Hermanos en Jesucristo:
Jesús prometió en distintas ocasiones que enviaría el Espíritu Santo a sus discípulos. Pues bien, una vez ascendido a los Cielos cumplió su palabra a partir de Pentecostés, acontecimiento que recordaremos y celebraremos el Domingo que viene.
Jesús había dicho: “Miren, voy a enviar sobre ustedes la Promesa de mi Padre. Por su parte permanezcan en la ciudad hasta que ustedes sean revestidos de poder de lo alto” (Lc24,49). Nosotros ya conocemos los efectos de la acción del Espíritu Santo en los corazones de los Apóstoles, según nos testimonia el libro de los Hechos de los Apóstoles. El milagro de Pentecostés consiste en la conversión de unos hombres débiles en la fe y la esperanza, cobardes y sin capacidad interior de salir a evangelizar para anunciar a Jesucristo como único Salvador de toda la humanidad.
Los discípulos habían recibido el mandato: “Vayan por todo el mundo y proclamen el Evangelio a toda la creación” (Mc 16,15).
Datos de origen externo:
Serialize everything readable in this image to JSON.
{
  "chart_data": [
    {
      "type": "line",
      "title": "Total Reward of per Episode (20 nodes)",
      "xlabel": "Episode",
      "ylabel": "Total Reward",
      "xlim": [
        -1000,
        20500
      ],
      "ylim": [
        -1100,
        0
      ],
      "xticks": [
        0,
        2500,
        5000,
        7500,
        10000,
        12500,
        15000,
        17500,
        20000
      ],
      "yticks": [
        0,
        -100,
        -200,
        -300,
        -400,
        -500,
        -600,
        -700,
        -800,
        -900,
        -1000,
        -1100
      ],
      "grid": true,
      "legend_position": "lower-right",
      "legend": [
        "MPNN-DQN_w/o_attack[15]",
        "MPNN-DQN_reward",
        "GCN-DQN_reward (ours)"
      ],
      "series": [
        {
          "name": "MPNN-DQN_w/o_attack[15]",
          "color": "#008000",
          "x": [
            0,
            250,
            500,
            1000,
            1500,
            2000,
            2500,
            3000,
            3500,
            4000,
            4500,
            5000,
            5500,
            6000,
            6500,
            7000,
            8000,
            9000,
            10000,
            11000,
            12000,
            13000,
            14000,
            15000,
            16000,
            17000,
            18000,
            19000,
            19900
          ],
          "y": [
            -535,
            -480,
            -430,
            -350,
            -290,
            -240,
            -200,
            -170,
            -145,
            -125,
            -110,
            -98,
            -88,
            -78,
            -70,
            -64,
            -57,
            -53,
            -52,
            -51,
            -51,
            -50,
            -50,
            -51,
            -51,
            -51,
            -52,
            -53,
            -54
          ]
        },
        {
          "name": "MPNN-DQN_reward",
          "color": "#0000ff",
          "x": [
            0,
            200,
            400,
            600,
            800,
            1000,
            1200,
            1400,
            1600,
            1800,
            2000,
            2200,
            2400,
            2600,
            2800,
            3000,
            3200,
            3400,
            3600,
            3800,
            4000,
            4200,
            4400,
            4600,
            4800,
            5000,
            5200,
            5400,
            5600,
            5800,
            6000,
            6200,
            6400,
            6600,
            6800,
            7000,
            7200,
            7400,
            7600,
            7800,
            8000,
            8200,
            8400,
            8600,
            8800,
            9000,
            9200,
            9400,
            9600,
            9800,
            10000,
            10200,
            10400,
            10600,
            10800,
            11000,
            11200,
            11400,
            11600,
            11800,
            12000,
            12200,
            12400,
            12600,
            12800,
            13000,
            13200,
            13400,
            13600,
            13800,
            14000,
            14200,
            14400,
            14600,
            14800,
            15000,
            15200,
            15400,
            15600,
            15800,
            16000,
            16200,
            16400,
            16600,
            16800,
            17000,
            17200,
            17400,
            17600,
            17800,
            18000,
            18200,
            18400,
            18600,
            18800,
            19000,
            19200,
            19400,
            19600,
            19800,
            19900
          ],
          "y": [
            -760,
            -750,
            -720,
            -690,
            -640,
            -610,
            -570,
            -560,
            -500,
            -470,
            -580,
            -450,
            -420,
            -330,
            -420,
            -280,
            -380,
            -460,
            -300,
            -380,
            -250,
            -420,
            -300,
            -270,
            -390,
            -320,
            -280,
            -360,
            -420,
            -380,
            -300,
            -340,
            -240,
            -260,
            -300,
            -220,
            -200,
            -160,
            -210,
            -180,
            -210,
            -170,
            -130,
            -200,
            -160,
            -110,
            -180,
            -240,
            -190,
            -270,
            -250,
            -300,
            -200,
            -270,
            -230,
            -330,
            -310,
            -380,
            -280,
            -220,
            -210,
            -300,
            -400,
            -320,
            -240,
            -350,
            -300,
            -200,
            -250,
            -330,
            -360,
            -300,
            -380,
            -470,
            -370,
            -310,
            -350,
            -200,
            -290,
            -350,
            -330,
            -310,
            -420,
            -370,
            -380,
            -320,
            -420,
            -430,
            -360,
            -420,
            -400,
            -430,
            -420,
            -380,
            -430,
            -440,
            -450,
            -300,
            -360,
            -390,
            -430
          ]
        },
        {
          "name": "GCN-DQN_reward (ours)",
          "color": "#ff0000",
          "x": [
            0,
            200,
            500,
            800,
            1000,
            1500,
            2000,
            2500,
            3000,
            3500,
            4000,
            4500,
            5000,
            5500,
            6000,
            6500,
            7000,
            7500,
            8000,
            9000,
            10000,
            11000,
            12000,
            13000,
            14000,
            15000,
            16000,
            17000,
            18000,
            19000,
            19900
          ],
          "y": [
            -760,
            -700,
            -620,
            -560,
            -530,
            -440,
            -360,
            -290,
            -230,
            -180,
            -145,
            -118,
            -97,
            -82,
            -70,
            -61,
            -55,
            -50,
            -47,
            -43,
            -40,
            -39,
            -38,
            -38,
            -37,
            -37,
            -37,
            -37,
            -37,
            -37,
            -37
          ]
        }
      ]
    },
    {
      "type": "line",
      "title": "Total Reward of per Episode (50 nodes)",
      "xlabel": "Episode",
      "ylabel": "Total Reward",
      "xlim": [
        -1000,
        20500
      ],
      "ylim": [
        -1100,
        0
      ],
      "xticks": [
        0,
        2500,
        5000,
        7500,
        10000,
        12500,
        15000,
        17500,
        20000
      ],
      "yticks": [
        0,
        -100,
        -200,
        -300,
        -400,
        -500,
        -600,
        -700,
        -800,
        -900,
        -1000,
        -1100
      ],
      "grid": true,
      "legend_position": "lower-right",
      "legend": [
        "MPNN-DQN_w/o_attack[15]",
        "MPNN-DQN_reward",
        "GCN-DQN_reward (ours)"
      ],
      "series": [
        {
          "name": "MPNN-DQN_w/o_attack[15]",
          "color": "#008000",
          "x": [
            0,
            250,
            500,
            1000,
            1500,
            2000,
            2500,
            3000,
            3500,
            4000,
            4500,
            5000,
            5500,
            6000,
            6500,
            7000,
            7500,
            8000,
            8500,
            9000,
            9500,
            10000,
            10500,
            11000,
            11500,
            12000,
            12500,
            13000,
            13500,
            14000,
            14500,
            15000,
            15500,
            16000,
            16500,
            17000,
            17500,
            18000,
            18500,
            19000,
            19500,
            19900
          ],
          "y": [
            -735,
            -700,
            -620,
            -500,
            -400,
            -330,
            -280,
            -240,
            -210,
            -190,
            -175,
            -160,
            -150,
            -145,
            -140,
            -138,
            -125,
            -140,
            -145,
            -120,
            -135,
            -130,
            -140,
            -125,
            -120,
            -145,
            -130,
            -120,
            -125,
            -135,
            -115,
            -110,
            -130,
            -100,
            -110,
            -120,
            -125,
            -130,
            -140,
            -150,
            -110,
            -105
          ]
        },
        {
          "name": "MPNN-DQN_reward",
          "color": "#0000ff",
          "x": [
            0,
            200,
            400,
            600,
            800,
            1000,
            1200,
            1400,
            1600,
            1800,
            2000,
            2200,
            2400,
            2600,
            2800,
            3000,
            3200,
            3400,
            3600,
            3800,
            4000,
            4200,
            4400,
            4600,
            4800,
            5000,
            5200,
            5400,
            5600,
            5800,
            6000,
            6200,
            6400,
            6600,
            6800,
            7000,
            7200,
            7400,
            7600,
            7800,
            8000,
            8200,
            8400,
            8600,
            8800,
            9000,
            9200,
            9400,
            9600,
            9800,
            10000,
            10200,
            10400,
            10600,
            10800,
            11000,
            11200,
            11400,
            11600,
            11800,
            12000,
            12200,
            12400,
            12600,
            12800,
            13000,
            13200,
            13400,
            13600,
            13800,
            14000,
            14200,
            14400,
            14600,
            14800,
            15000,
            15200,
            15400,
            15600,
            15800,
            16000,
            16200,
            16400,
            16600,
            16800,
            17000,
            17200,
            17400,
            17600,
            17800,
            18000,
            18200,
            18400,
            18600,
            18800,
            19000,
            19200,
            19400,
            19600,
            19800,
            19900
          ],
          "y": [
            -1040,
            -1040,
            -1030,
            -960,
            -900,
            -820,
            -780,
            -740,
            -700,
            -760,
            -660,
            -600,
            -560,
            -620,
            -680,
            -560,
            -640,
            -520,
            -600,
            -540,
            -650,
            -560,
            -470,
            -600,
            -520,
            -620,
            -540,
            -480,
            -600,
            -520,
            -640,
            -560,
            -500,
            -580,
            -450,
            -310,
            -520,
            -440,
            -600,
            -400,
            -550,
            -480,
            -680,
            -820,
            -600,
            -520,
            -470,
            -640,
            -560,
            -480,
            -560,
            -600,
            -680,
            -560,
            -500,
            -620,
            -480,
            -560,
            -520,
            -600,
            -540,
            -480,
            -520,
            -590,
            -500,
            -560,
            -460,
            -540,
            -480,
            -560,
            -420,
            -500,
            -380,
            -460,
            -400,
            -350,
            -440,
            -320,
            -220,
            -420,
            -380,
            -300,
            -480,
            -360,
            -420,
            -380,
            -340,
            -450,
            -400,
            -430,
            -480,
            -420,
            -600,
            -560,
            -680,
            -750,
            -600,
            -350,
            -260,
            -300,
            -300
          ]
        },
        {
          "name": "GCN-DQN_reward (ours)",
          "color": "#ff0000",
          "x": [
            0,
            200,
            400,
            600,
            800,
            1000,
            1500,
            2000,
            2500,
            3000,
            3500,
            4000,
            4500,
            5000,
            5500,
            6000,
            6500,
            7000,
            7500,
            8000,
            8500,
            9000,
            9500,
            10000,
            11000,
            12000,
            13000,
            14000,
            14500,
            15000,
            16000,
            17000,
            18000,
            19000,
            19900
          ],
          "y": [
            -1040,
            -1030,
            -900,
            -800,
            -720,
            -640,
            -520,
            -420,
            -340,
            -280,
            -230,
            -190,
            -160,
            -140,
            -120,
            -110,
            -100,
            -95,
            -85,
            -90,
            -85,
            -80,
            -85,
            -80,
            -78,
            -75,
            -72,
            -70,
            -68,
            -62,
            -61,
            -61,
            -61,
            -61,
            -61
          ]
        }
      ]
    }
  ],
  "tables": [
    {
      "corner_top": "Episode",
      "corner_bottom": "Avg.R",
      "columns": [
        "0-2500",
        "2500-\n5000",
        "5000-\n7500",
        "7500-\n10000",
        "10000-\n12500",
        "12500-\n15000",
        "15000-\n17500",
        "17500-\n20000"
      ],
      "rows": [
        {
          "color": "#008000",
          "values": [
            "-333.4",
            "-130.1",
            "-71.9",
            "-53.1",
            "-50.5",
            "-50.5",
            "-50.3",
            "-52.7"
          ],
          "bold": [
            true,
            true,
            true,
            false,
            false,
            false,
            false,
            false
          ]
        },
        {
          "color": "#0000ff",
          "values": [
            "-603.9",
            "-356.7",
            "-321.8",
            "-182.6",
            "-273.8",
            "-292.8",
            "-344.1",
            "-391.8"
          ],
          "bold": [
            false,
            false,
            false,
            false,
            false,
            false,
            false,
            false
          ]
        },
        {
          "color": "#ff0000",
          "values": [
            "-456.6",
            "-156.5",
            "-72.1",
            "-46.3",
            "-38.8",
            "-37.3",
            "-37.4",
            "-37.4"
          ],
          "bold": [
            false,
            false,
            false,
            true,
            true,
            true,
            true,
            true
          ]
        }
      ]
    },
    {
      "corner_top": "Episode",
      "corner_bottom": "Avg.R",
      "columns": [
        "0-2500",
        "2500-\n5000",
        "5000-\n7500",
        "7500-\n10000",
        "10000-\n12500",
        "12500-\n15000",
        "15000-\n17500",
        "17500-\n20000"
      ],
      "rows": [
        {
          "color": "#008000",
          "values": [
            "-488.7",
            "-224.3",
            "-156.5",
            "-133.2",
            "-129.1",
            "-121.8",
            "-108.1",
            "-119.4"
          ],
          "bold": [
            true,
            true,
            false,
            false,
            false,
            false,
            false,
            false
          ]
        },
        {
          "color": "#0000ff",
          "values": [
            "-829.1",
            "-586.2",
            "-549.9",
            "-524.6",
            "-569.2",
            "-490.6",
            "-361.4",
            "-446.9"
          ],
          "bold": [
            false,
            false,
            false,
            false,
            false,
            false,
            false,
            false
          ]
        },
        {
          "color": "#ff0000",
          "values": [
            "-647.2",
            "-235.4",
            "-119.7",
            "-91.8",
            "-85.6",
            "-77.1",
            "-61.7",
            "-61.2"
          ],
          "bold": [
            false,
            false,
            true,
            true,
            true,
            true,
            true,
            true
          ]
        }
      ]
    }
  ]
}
Pero también el Señor Jesús les advirtió que no sería una tarea fácil, al contrario, pues “a ustedes los entregarán a la tortura y los matarán, y serán odiados de todas las naciones por causa de mi nombre” (Mt 24,9). Los Apóstoles con razón no se sienten con las fuerzas de abarcar el mundo entero y de enfrentar peligros de tal naturaleza que les pueda significar persecución y martirio.
¿Qué pasó con estos apóstoles que, “estando cerradas, por miedo a los judíos, las puertas del lugar donde se encontraban los discípulos” (Jn20,19), salen resueltamente a predicar a esos mismos judíos a quienes tanto temían? Además, ¿cómo explicar la extrañeza de los judíos al ver “la valentía de Pedro y Juan, y sabiendo que eran hombres sin instrucción ni cultura, por ello estaban maravillados” (Hch4,13).
La explicación no es natural, sino sobrenatural, como lo dice el mismo San Pedro: “Sucederá en los últimos días, dice Dios: Derramaré mi Espíritu sobre toda carne, y profetizarán sus hijos y sus hijas; sus jóvenes verán visiones y sus ancianos soñarán sueños” (Hch2,17).
Después de la triple negación de Pedro y la dispersión de los Apóstoles abandonando a Jesús en su Pasión, suceden dos cosas de la máxima importancia que causan este cambio de actitud tan extremo. El primer acontecimiento es la Resurrección de Cristo y el segundo es Pentecostés.
Después de más de dos mil años esto no ha cambiado. Cristo vive resucitado para siempre y nunca deja de enviarnos el Espíritu Santo de junto al Padre. Como preparación a Pentecostés, pidamos que el Espíritu Santo ilumine nuestras inteligencias, inflame nuestros corazones y nos haga apóstoles de Cristo.